Yeah, just lovely. Going with current trends, this whole damned boat is going to either blow up or get impounded at the end of the book, never to be seen again. (edit from the future: if only)
Heller asks where Krak is, same as he did first thing after waking up, but this time instead of deflecting him towards breakfast the staff gives him a letter. Gris, despite being unable to see Heller's face, knows what he picks it up "with some alarm." Must've been Heller's wrists that tipped him off.
This was all my fault for not believing in you.
The only way I can earn your pardon is to clear this matter up.
If you went back, they would arrest you.
These are just women
Krak proves that you can be misogynist despite lacking a Y chromosome.
and women are best handled by a woman. It shouldn't take long.
I will send you a radio when it is all settled.
Love, love, love!K
P.S. I told them your name was H. Hider Haggerty, as that is on your CIA passport.
P.P.S. I took all your money so you can't bribe the crew.

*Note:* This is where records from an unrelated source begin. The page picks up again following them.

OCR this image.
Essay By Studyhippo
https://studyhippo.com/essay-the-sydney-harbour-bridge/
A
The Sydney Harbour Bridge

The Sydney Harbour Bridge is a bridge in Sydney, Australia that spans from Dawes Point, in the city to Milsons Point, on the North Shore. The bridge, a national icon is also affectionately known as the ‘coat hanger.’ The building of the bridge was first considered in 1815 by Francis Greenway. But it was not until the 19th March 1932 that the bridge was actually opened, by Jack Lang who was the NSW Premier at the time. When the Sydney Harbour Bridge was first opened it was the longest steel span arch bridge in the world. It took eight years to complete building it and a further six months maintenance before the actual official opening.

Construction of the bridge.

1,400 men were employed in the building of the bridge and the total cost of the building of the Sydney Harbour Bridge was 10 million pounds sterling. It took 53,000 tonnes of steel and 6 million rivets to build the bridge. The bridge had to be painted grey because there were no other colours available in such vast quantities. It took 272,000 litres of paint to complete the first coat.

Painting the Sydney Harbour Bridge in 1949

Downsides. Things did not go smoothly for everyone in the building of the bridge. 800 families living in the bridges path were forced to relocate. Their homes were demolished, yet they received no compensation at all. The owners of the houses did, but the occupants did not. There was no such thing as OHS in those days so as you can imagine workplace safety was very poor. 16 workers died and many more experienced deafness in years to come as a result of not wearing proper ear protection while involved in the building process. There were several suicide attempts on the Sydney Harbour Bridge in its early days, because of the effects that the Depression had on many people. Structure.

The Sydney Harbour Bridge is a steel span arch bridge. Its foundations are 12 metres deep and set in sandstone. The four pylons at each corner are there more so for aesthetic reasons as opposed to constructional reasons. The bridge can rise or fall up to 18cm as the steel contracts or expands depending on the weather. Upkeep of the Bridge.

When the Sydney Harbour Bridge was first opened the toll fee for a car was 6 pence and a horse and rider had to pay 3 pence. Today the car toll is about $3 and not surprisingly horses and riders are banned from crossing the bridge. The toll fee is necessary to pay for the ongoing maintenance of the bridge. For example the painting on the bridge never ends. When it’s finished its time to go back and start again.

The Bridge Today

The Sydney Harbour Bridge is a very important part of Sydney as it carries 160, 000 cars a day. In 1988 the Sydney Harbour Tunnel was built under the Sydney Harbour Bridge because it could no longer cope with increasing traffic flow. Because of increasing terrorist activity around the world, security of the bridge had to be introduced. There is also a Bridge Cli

So, once again, Krak gets to run around, solving Heller's problems by mind-controlling people. Except this time she was smart enough to drug her boyfriend and ship him to another country so he can't interfere. Because that's what Heller finds out when he protests this turn of events - the crew explains that they're under strict orders to help him "recover his strength" after those terrible flesh wounds, and understands that he's in some sort of trouble in the States and so will be staying out of American waters. They're going back to the home country of this boat's owner, who is allegedly "Sultan Bey and Concubine," which means Heller is on a course to Turkey.
We're going. Back to. Turkey.
Heller took hold of a funnel stay. He glanced at the letter he still held and then looked all around at the very empty sea.
"Well, I'll be blasted!" he said. "I'm a prisoner!"
Just use your magic paralyzer light to knock everyone out and turn the damn boat around. Or explain that your girlfriend is a crazy, delusional psycho and talk the crew into not following her orders. Or I'm sure this boat has a smaller, just as luxurious boat stuck in a garage somewhere, so go steal that. Or sneak onto the bridge at night and use the radio. Or use your CIA "credentials" to pull rank.
Please don't take us back to Turkey.